Law students celebrate advances
The Wake Forest University Black Law Students Association (BLSA) hosted its 28th Annual Scholarship Banquet last week, giving students, faculty and alumni a chance to celebrate African Americans’ many contributions to the law school.
The banquet, themed “Honoring Our Past as We March into the Future,” drew a crowd of more than 100 to the Benson University Center last Friday. The event looked to the past by paying homage to the BLSA’s 40-year history on campus and the future by awarding scholarships to three current law school students.
BLSA President Aretina Samuel-Priestley said the law school embraces diversity and as a result has seen a steady uptick in minority enrollment in the past two years. “They really undergird the minority students here,” she said. “It’s really a community within a community. It’s a family feeling.”
For the first time, Wake Law is being led by an African American dean, Blake Morant. Locally, the law school’s standing is bolstered by its prominent alumni, including District Court Judge Denise Hartsfield and Lisa Caldwell, executive vice president and Chief Human Resources Officer at Reynolds American and R.J. Reynolds Tobacco Company.
Caldwell, one of the highest-ranking black executives in Reynolds’ history, gave the keynote address at the banquet. She was introduced by Marsha Grayson, one of the four other black students in Caldwell’s law school graduating class.
Caldwell, a mother of two, said she doesn’t typically accept speaking invitations, but couldn’t resist addressing her fellow BLSA members.
“This event has a special place in my heart as I was part of the team of folks that put together the first BLSA banquet,” revealed the Burlington native. “We want to make sure that it continues.”
Caldwell, whose son Tyler is a third year JD/MBA student at Wake Forest, told current BLSA members to strive to be innovative.
“Be creative in everything you do,” she told the students. “There are a whole lot of lawyers in this world. The challenge for you is to figure out how to set yourself apart. The best way to do that is to think differently and to make bold moves.”

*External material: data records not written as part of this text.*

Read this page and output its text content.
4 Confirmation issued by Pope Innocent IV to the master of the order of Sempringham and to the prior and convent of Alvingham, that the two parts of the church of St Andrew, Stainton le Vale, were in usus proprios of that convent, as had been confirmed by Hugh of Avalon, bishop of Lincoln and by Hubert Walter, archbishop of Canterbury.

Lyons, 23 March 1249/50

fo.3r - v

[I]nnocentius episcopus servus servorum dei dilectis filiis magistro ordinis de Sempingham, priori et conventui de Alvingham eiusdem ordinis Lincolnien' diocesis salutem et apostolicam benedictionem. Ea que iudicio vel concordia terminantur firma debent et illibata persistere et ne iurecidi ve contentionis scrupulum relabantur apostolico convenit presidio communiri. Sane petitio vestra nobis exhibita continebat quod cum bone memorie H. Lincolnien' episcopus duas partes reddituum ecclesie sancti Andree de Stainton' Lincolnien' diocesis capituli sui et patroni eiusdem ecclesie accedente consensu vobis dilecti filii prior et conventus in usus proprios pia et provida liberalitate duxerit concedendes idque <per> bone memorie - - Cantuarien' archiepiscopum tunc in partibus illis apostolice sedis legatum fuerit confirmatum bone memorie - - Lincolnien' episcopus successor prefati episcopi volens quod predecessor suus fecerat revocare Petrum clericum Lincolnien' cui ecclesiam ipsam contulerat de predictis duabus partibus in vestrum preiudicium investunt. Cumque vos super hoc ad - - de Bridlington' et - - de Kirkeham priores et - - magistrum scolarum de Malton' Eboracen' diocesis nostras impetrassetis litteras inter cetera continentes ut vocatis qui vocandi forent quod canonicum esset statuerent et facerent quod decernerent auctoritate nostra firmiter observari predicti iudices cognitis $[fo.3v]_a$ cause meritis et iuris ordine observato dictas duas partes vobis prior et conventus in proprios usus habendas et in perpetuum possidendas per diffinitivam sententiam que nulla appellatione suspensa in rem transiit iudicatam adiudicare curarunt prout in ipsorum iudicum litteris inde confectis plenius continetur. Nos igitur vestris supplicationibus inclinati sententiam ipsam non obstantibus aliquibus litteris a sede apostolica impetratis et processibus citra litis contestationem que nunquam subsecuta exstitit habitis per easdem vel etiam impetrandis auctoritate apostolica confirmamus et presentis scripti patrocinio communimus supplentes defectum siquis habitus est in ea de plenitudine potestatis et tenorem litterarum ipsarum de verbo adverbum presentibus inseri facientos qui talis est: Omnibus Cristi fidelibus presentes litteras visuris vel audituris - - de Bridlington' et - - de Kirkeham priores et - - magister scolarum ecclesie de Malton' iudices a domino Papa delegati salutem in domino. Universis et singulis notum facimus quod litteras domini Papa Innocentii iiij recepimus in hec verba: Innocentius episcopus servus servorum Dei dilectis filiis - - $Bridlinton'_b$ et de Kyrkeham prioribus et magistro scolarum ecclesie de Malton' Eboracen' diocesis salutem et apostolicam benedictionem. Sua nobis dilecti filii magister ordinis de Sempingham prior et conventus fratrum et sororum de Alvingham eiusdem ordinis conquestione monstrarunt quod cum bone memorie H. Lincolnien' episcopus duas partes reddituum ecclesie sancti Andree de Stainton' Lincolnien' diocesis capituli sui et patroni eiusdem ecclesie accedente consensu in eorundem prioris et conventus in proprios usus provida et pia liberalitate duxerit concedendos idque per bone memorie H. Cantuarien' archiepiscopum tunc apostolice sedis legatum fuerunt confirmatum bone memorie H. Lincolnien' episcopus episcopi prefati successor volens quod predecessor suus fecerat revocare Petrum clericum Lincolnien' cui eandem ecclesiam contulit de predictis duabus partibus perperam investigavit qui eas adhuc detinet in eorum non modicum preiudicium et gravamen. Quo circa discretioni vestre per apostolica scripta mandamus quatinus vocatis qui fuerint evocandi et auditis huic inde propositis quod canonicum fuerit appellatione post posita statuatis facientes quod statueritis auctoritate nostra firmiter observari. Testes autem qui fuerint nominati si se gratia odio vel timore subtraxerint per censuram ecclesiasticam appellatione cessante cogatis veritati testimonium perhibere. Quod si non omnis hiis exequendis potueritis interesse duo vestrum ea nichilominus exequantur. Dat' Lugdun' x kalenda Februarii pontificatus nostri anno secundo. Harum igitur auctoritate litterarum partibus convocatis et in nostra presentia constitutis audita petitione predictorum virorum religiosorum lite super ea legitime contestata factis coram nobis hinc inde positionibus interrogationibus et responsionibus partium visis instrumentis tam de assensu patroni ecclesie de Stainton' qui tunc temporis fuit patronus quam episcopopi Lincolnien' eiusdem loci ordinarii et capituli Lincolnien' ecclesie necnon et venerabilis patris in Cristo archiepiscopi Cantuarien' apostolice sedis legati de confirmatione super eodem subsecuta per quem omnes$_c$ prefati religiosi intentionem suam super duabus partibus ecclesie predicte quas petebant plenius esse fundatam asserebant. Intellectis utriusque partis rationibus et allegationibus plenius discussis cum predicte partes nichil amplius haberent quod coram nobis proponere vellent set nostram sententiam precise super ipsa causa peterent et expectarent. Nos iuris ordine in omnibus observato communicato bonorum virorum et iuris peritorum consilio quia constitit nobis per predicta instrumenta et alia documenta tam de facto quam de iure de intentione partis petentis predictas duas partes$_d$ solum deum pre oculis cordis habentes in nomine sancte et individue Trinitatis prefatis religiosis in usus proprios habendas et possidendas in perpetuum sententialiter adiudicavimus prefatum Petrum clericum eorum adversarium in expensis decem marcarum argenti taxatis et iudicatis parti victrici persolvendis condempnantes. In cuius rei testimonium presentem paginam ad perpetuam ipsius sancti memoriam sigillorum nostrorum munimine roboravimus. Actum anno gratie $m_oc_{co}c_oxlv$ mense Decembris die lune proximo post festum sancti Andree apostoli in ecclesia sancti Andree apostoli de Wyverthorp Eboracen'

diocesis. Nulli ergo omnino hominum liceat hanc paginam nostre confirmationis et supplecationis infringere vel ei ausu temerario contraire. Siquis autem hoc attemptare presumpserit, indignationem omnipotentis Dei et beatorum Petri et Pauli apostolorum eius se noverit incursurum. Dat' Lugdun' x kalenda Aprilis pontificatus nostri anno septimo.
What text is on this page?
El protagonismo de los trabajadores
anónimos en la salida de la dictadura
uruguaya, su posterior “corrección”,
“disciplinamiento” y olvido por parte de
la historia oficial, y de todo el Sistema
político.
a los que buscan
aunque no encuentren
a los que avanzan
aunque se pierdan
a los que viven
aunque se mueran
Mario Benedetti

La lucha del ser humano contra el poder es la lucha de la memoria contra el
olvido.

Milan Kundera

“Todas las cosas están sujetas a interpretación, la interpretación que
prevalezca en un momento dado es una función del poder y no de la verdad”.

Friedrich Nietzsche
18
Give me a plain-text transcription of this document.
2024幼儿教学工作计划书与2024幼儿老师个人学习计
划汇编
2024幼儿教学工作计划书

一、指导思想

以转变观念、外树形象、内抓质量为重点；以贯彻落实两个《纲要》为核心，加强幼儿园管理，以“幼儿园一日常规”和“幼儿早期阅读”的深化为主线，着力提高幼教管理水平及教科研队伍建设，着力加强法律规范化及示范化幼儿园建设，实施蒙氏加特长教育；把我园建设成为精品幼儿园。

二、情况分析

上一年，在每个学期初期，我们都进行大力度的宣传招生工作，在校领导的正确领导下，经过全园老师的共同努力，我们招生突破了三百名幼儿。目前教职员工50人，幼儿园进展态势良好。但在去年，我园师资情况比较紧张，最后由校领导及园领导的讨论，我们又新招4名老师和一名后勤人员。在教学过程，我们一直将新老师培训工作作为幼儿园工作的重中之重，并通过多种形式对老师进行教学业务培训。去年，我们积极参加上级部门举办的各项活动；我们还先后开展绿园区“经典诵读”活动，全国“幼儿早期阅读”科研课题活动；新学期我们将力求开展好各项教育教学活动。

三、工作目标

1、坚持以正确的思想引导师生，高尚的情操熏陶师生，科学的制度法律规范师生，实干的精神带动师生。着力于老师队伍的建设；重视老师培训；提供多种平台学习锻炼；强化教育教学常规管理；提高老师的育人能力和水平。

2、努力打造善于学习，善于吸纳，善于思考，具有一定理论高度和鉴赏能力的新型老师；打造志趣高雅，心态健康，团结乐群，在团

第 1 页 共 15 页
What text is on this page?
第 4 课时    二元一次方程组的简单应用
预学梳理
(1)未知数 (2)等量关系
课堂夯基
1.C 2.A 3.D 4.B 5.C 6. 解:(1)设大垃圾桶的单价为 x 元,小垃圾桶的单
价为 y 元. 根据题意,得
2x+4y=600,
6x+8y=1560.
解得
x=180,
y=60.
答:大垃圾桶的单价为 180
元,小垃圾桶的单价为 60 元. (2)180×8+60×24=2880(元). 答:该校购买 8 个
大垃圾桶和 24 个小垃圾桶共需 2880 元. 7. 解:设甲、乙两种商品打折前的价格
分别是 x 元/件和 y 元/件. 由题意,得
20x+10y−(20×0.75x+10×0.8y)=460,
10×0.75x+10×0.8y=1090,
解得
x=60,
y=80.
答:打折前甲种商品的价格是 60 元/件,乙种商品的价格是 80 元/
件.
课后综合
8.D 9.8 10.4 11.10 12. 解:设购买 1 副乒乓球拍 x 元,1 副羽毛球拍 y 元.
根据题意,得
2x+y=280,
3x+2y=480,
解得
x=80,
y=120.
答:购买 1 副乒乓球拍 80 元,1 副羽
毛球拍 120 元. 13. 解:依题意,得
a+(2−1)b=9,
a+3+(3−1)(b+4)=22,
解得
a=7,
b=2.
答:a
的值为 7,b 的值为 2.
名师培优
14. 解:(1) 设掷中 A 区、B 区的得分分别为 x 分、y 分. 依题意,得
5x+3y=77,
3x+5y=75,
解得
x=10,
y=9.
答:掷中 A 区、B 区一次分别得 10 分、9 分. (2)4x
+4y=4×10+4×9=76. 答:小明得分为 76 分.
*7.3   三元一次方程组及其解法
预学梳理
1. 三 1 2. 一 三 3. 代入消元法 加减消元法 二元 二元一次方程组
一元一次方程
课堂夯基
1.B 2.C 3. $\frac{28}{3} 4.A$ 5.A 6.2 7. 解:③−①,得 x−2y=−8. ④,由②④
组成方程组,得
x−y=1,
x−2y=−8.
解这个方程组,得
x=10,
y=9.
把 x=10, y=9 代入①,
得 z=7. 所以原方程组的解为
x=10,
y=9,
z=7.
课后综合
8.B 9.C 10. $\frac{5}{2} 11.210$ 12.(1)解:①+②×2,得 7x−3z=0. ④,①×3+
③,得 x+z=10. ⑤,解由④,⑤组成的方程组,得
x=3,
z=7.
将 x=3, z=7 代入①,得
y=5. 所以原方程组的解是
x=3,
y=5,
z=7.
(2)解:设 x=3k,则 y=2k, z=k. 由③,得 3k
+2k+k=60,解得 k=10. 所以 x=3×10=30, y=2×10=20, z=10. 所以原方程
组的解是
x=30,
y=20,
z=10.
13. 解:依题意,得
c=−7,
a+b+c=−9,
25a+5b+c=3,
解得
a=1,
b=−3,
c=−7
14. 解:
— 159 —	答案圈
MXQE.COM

Caldwell also urged the group to make their personal well-being a priority. Maintaining a balance and making time for relationships, spiritual and social activities and physical health are key components in the “march” towards a successful future, she said. She reminded the group not to let their financial well being slide, either.
“Stop. Exhale and understand that you should not let your financial situation happen to you. You must take charge of it, the earlier, the better,” she declared. “I’m not talking about how much money you make – I’m talking about how much you’re spending.”
Hartsfield presented the scholarships to first-year student Ashley Waring, second year student Samone Ripley and third-year student Vernon Rio Kidd.
Professor Simone Rose was presented with the BLSA’s first-ever Legacy Award in honor of her service to the organization as a faculty advisor. Rose, an alumna of University of Maryland School of Law, said the energy of the BLSA students on campus was part of what attracted her to Wake Forest. The Brooklyn, N.Y. native has spent two decades as a member of the law school faculty.
“It flew by,” she said of her tenure at Wake. “It’s a wonderful honor, but you see farther because you stand on the shoulders of giants. I didn’t get here by myself; we all have worked together to continue the legacy of BLSA.”
The banquet raised more than $8,500 through ticket sales and donations, according BLSA Vice President Ashley Seawright, who chaired the Scholarship Banquet Committee.